Y, sin embargo, hay toda
una mitología en torno a la mirada, no cualquiera, sino aquella inocente, que
no tiene memoria cultural, primigenia, capaz, no de re-conocer, sino de ver las
cosas por primera vez. Fue el sueño de las vanguardias. Una falacia, como apuntó
Schiller, no nos gusta la mirada del niño realmente, sino la idea moral asociada
a ella, de pureza e inocencia. Y en la película no falta la moralina (otros lo llaman
“espiritualidad”), de consejos para una vida, vejez, buena, especialmente en
los diálogos. Es verdad, que rebajada por el fino humor que la recorre. El niño
de Ten minutes older (Erice contribuyó con un magnífico corto, “Lifeline”),
todas las emociones aflorando a la cara, encarna la frase del último Deleuze,
ya reconvertido: “el cerebro es la pantalla”. Pero ni ese niño, ni la Ana de
entonces, podrían ver esta película de Erice. No la re-conocerían. Lo
advirtieron los románticos: el camino de vuelta a la inocencia es una tarea
cultural.
“Soy Ana, soy Ana”, dice
ahora en esta película una mujer madura, de mirada triste, sin ganas de volver
al pasado y a la niña que (no) fue. Quiere cerrar esos, aquellos ojos. No la
reconoce él, no se reconoce tampoco ella. ¿Por qué la encerrona a Julio,
obligarle a mirar, cuando solo quiere ser Gardel, un nombre prestado, ya que no
tiene memoria, nombre propio, identidad ¿Por qué le niegan el derecho a cerrar
los ojos, a desaparecer, a ser feliz a su manera?
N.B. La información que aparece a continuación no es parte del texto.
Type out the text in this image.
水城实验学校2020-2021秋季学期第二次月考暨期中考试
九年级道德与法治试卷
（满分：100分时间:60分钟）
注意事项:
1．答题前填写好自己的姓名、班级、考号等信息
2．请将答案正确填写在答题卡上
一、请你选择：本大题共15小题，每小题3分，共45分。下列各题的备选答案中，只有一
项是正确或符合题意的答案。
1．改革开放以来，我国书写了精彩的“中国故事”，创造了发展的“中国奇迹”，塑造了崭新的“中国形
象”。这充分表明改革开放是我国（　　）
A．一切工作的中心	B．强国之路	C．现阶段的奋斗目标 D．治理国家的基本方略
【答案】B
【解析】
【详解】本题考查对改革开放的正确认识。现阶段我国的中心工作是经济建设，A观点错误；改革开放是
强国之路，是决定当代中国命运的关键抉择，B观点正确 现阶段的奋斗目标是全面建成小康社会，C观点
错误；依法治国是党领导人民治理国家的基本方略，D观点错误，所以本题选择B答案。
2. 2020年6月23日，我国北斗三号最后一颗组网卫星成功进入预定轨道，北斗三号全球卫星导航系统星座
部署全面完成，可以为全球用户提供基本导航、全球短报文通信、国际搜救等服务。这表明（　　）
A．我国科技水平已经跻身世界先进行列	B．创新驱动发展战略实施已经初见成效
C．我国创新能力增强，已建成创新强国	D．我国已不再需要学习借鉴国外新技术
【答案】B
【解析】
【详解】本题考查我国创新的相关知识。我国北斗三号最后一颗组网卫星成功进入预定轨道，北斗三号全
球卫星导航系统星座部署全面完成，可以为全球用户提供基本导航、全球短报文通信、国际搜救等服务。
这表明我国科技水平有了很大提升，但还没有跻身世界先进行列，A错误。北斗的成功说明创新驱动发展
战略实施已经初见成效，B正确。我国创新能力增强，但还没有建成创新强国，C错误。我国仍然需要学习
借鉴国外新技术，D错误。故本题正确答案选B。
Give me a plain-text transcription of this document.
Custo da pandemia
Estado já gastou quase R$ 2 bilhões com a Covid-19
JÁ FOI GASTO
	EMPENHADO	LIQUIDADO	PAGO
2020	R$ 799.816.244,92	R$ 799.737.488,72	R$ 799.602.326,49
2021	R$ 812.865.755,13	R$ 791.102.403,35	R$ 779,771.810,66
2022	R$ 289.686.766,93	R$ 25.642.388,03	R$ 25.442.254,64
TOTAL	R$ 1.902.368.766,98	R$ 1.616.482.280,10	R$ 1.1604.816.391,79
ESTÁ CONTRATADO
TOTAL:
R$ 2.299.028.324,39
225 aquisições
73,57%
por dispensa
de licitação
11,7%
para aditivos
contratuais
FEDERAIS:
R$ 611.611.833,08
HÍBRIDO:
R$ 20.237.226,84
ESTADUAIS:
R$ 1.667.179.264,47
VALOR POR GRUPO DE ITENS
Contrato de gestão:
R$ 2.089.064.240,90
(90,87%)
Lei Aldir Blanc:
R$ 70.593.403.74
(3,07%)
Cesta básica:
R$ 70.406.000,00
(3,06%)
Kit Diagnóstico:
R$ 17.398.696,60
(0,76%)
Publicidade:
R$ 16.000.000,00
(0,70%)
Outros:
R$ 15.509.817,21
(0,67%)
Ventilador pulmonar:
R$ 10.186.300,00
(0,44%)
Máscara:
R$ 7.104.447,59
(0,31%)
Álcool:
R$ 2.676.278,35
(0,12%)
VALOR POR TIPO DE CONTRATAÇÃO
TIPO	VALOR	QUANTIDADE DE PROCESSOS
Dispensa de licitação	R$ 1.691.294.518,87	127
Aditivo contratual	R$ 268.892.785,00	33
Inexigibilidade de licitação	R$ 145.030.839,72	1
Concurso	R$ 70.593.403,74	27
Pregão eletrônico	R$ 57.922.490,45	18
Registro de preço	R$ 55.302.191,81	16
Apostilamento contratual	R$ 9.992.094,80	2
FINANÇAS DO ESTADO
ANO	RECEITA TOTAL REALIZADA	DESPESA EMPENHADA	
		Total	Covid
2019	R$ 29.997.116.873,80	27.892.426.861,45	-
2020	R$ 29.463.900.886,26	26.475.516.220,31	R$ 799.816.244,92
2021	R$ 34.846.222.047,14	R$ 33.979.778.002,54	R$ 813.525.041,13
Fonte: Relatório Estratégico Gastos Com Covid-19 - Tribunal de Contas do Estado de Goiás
Si se respetan un poco sus
imágenes, y no se las utiliza como pretexto para hablar de otra cosa, como es
habitual, hay que reconocer que Erice ha dado esta vez facilidades (al no
llamaremos “espectador”) desde el comienzo de la película. Nos obliga a
detenernos en una imagen e indica el modo de mirarla. Se demora con diferentes zums en esa estatua solitaria y rota, habitante meditabundo de un jardín triste
en horas bajas. Se reconoce enseguida, es una estatua jánica, de rostros con
diferentes edades. Hasta ahí se llega y hay que parar para que no entre en
juego el filtro cultural. No es una imagen dialéctica que pondría
inevitablemente en marcha la maquinaria conceptual. Hay que prestar atención a
la insistencia en cómo la muestra: la cámara se acerca, pero no gira, no ofrece
los rostros de frente. Se queda entre ellos, es una imagen de perfil.
Ellos miran, pero no vemos su mirada. Al final de la película vuelve, ella sola,
acompañando los créditos de actores y actrices. Es la imagen de los entre
tiempos y espacios de la película, del autor, de los personajes.